You really don't want to make that kind of change using information from IDA pro.
Although IDA's disassembly is relatively high quality, it's not high quality enough to support executable rewriting. Converting a call to sprintf to a call to snprintf requires pushing a new argument on to the stack. That requires the introduction of a new instruction, which impacts the EA of everything that follows it in the executable image. Updating those effective addresses requires extremely high quality disassembly. In particular, you need to be able to:
Identify which addresses in the executable are data, and which ones are code
Identify which instruction operands are symbolic (address references) and which instruction operands are numeric.
Ida can't (reliably) give you that information. Also, if the executable is statically linked against the crt, it may not contain snpritnf, which would make performing the rewriting by hand VERY difficult.

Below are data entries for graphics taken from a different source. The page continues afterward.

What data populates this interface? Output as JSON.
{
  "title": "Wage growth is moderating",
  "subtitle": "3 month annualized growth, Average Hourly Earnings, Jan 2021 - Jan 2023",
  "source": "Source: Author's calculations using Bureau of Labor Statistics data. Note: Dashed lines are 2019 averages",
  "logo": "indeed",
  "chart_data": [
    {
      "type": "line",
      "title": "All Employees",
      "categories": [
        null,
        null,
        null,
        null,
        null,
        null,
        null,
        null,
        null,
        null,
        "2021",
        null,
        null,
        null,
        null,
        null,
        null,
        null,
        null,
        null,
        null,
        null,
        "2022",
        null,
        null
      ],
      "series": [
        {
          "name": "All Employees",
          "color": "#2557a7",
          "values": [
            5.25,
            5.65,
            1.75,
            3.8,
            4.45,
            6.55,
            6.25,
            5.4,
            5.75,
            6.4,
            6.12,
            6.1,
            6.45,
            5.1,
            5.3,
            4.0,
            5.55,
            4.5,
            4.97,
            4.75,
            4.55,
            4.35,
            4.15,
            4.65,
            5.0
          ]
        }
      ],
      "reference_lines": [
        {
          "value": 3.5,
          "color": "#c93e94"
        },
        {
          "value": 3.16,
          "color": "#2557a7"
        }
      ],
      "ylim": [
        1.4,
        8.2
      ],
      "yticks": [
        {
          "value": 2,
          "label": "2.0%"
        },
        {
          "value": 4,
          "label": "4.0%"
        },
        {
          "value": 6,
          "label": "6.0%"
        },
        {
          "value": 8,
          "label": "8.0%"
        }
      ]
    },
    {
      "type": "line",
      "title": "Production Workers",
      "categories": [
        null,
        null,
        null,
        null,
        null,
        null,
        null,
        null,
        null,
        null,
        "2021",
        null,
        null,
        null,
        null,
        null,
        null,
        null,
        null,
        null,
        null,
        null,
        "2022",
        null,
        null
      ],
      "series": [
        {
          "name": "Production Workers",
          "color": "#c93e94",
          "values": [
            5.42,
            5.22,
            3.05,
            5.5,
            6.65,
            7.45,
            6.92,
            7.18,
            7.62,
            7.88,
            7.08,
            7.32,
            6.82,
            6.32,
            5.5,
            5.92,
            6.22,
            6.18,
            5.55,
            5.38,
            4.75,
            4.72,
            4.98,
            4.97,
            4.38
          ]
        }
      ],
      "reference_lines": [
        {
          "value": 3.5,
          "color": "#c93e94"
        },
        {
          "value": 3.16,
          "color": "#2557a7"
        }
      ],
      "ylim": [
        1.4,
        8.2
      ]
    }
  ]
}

There are a few potential workarounds. If there is sufficient padding available in (or after) the function making the call, you might be able to get away with only rewriting a single function. Alternatively, if you have access to object files, and those object files were compiled with the /GY switch (assuming you are using Visual Studio) then you may be able to edit the object file. However, editing the object file may still require substantial fix ups.
Presumably, however, if you have access to the object files you probably also have access to the source. Changing the source is probably your best bet.